According to a report published this week by Reuters and subsequently confirmed by PLANADVISER, starting in April 2017, clients of JP Morgan Chase Wealth Management, Private Bank and J.P. Morgan Securities will no longer have access to commission-based retirement accounts.
Reuters reports that existing clients will be presented with two options that are designed to comply fully with the Department of Labor’s (DOL) pending fiduciary regulations—they can chose to pay a financial adviser a flat fee based on the amount of assets carried in their account, or they can use an online platform to manage their account in a self-service capacity.
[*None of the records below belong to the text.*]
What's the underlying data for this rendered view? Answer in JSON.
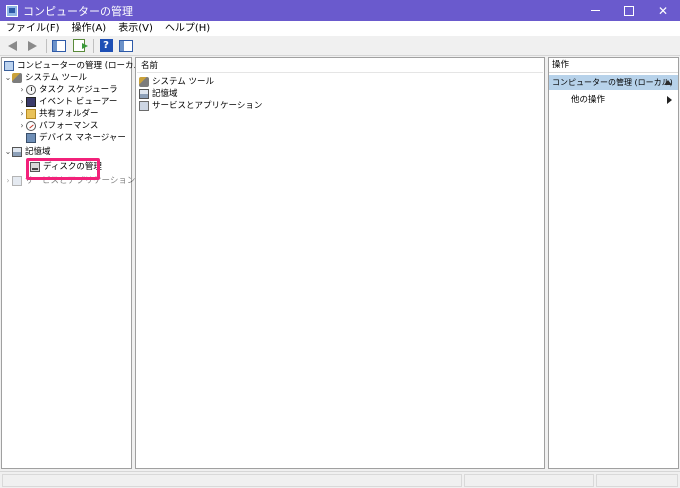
{
  "window": {
    "title": "コンピューターの管理"
  },
  "menubar": {
    "items": [
      "ファイル(F)",
      "操作(A)",
      "表示(V)",
      "ヘルプ(H)"
    ]
  },
  "tree": {
    "root": "コンピューターの管理 (ローカル)",
    "system_tools": "システム ツール",
    "task_scheduler": "タスク スケジューラ",
    "event_viewer": "イベント ビューアー",
    "shared_folders": "共有フォルダー",
    "performance": "パフォーマンス",
    "device_manager": "デバイス マネージャー",
    "storage": "記憶域",
    "disk_management": "ディスクの管理",
    "services_apps": "サービスとアプリケーション"
  },
  "center": {
    "column_name": "名前",
    "items": [
      "システム ツール",
      "記憶域",
      "サービスとアプリケーション"
    ]
  },
  "actions": {
    "title": "操作",
    "section": "コンピューターの管理 (ローカル)",
    "more": "他の操作"
  },
  "colors": {
    "titlebar": "#6a5acd",
    "highlight": "#f2217a",
    "actions_section": "#b7d2ea"
  }
}
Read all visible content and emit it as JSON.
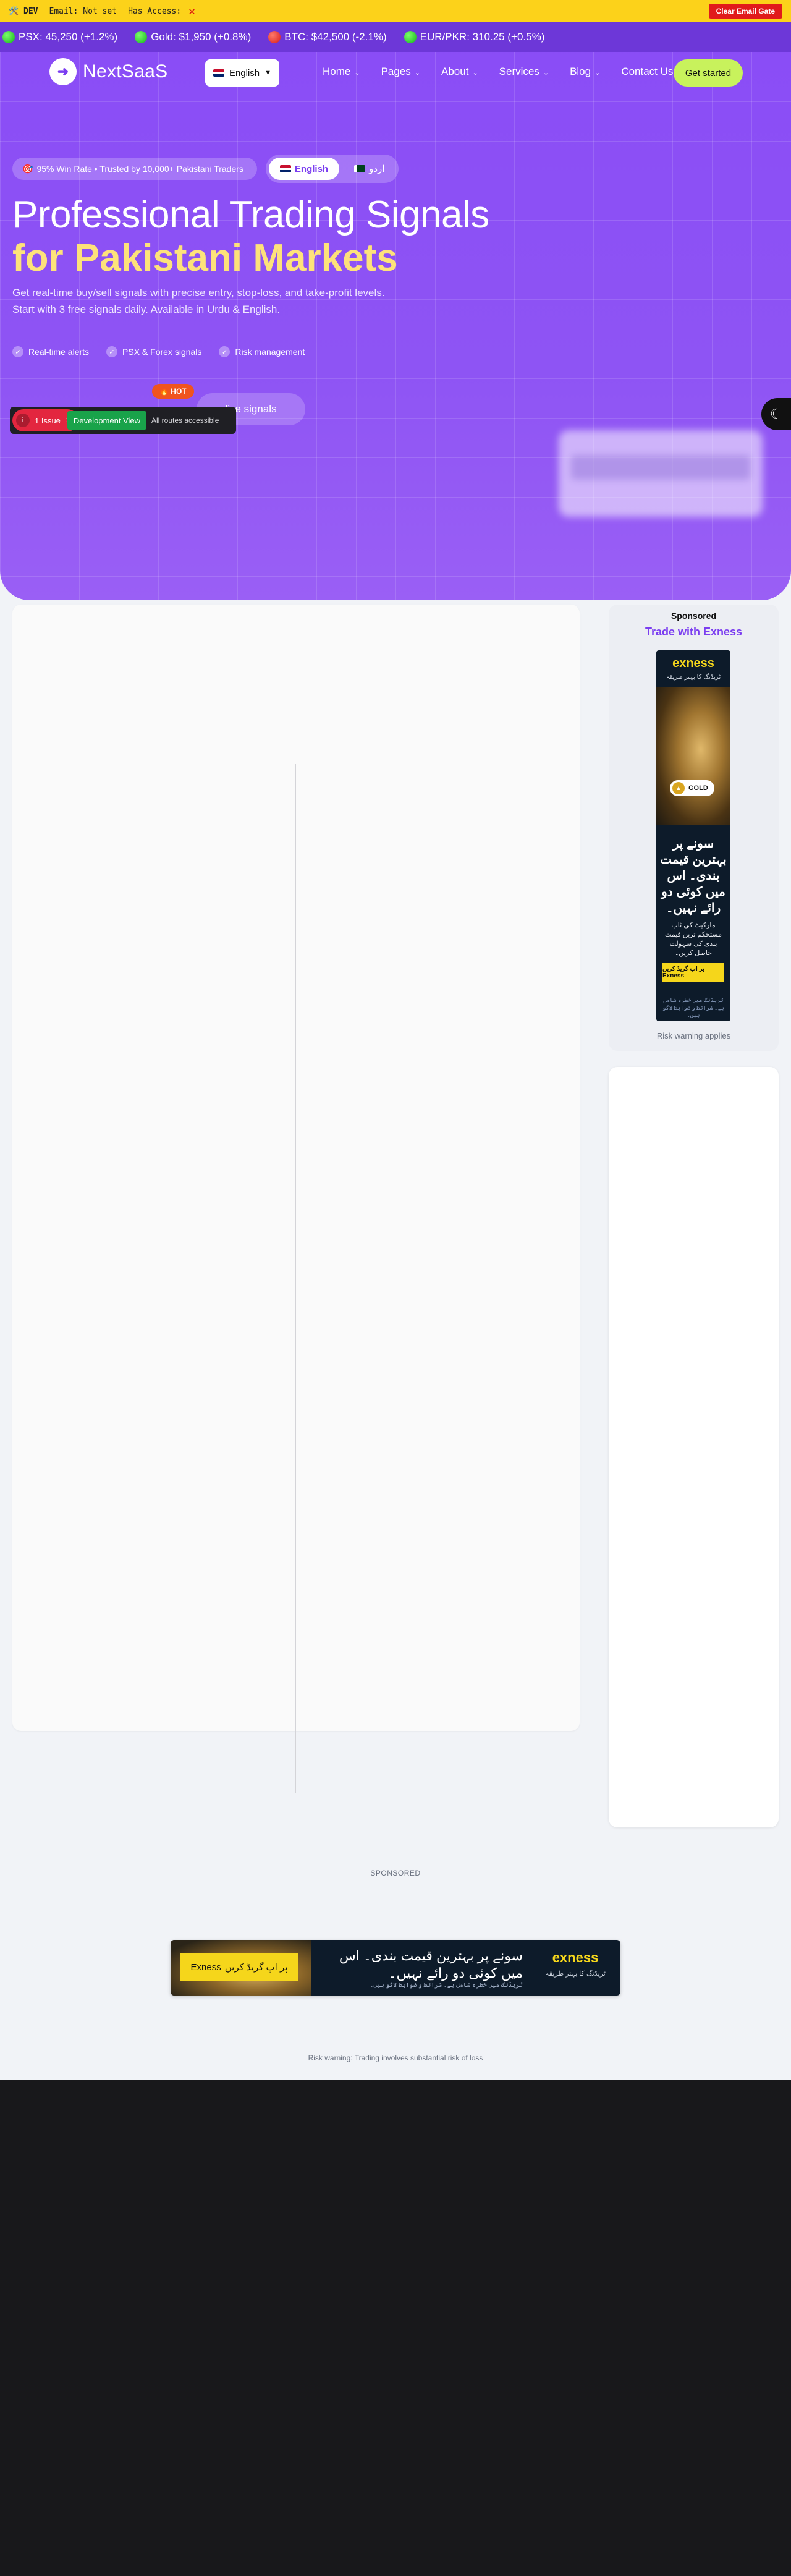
{
  "devbar": {
    "tag": "🛠️ DEV",
    "email": "Email: Not set",
    "access": "Has Access:",
    "access_mark": "✕",
    "clear_label": "Clear Email Gate"
  },
  "ticker": [
    {
      "label": "PSX: 45,250 (+1.2%)",
      "trend": "up"
    },
    {
      "label": "Gold: $1,950 (+0.8%)",
      "trend": "up"
    },
    {
      "label": "BTC: $42,500 (-2.1%)",
      "trend": "down"
    },
    {
      "label": "EUR/PKR: 310.25 (+0.5%)",
      "trend": "up"
    }
  ],
  "nav": {
    "logo_text": "NextSaaS",
    "language": "English",
    "menu": [
      "Home",
      "Pages",
      "About",
      "Services",
      "Blog",
      "Contact Us"
    ],
    "cta": "Get started"
  },
  "hero": {
    "trust": "95% Win Rate • Trusted by 10,000+ Pakistani Traders",
    "toggle_en": "English",
    "toggle_ur": "اردو",
    "title_line1": "Professional Trading Signals",
    "title_line2": "for Pakistani Markets",
    "subtitle": "Get real-time buy/sell signals with precise entry, stop-loss, and take-profit levels. Start with 3 free signals daily. Available in Urdu & English.",
    "features": [
      "Real-time alerts",
      "PSX & Forex signals",
      "Risk management"
    ],
    "hot_badge": "🔥 HOT",
    "live_button": "live signals"
  },
  "devtools": {
    "issues": "1 Issue",
    "issue_icon": "i",
    "mode": "Development View",
    "routes": "All routes accessible"
  },
  "sidebar_ad": {
    "sponsored": "Sponsored",
    "title": "Trade with Exness",
    "brand": "exness",
    "brand_sub": "ٹریڈنگ کا بہتر طریقہ",
    "gold_label": "GOLD",
    "headline": "سونے پر بہترین قیمت بندی۔ اس میں کوئی دو رائے نہیں۔",
    "body": "مارکیٹ کی ٹاپ مستحکم ترین قیمت بندی کی سہولت حاصل کریں۔",
    "button": "پر اپ گریڈ کریں Exness",
    "small": "ٹریڈنگ میں خطرہ شامل ہے۔ شرائط و ضوابط لاگو ہیں۔",
    "risk": "Risk warning applies"
  },
  "bottom_ad": {
    "label": "SPONSORED",
    "button": "پر اپ گریڈ کریں",
    "button_brand": "Exness",
    "headline": "سونے پر بہترین قیمت بندی۔ اس میں کوئی دو رائے نہیں۔",
    "small": "ٹریڈنگ میں خطرہ شامل ہے۔ شرائط و ضوابط لاگو ہیں۔",
    "brand": "exness",
    "brand_sub": "ٹریڈنگ کا بہتر طریقہ",
    "risk": "Risk warning: Trading involves substantial risk of loss"
  },
  "icons": {
    "logo": "arrow-right-icon",
    "chevron": "chevron-down-icon",
    "check": "check-icon",
    "theme": "moon-icon",
    "close": "close-icon"
  },
  "colors": {
    "accent": "#8a4cf6",
    "devbar": "#fcd21a",
    "cta": "#c8f25c",
    "title_highlight": "#fde27a",
    "brand_yellow": "#f5d61b",
    "footer": "#18181b"
  }
}
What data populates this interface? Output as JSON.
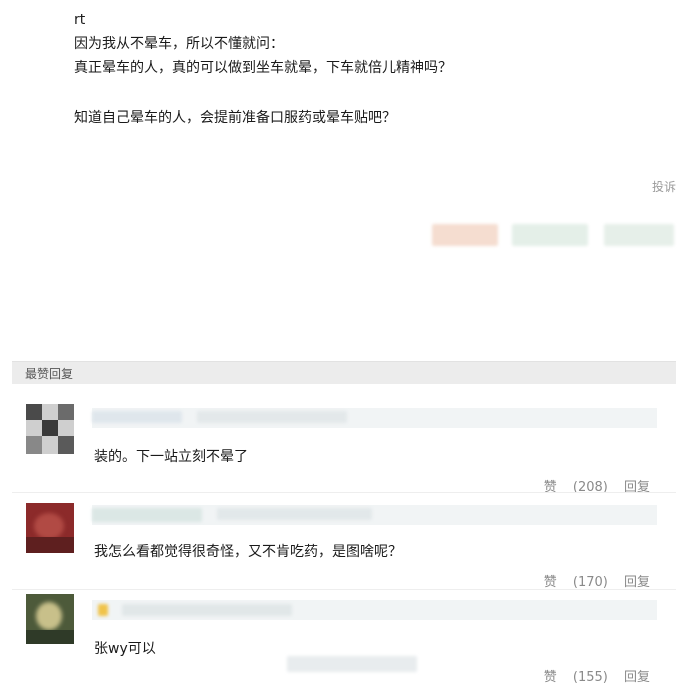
{
  "post": {
    "lines": [
      "rt",
      "因为我从不晕车，所以不懂就问：",
      "真正晕车的人，真的可以做到坐车就晕，下车就倍儿精神吗？",
      "知道自己晕车的人，会提前准备口服药或晕车贴吧？"
    ],
    "report_label": "投诉"
  },
  "replies": {
    "section_title": "最赞回复",
    "items": [
      {
        "text": "装的。下一站立刻不晕了",
        "like_label": "赞",
        "like_count": "(208)",
        "reply_label": "回复"
      },
      {
        "text": "我怎么看都觉得很奇怪，又不肯吃药，是图啥呢？",
        "like_label": "赞",
        "like_count": "(170)",
        "reply_label": "回复"
      },
      {
        "text": "张wy可以",
        "like_label": "赞",
        "like_count": "(155)",
        "reply_label": "回复"
      }
    ]
  },
  "colors": {
    "background": "#ffffff",
    "section_bar": "#ececec",
    "meta_text": "#8a8a8a"
  }
}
According to the Reuters reports and others, only about a 5% fraction of JP Morgan assets are held in retirement accounts; only those in commission-paying accounts will be affected by the change.
The firm declined to share additional details about its plans to comply with the new fiduciary paradigm, but it joins a host of others to announce significant changes to compensation structures aimed at getting advisory forces on the ground out ahead of the DOL rulemaking. Notably, Merrill Lynch just announced it would accelerate its fiduciary rule response; the firm initially planned to halt commission-based brokerage sales to retirement accounts when the first DOL fiduciary rule deadlines arrive in 2017, but it has instead decided to halt the practice immediately to head off any potential issues. Commonwealth Financial Network is another firm to have made such a move recently, as well as Morgan Stanley, which stands out from some of the others by suggesting it will be willing to use the best-interest contract exemption on a large scale.
It should also be observed that, with the results of the presidential election finally known, the implementation of the DOL fiduciary rule may be significantly impacted by a Republican-dominated federal government.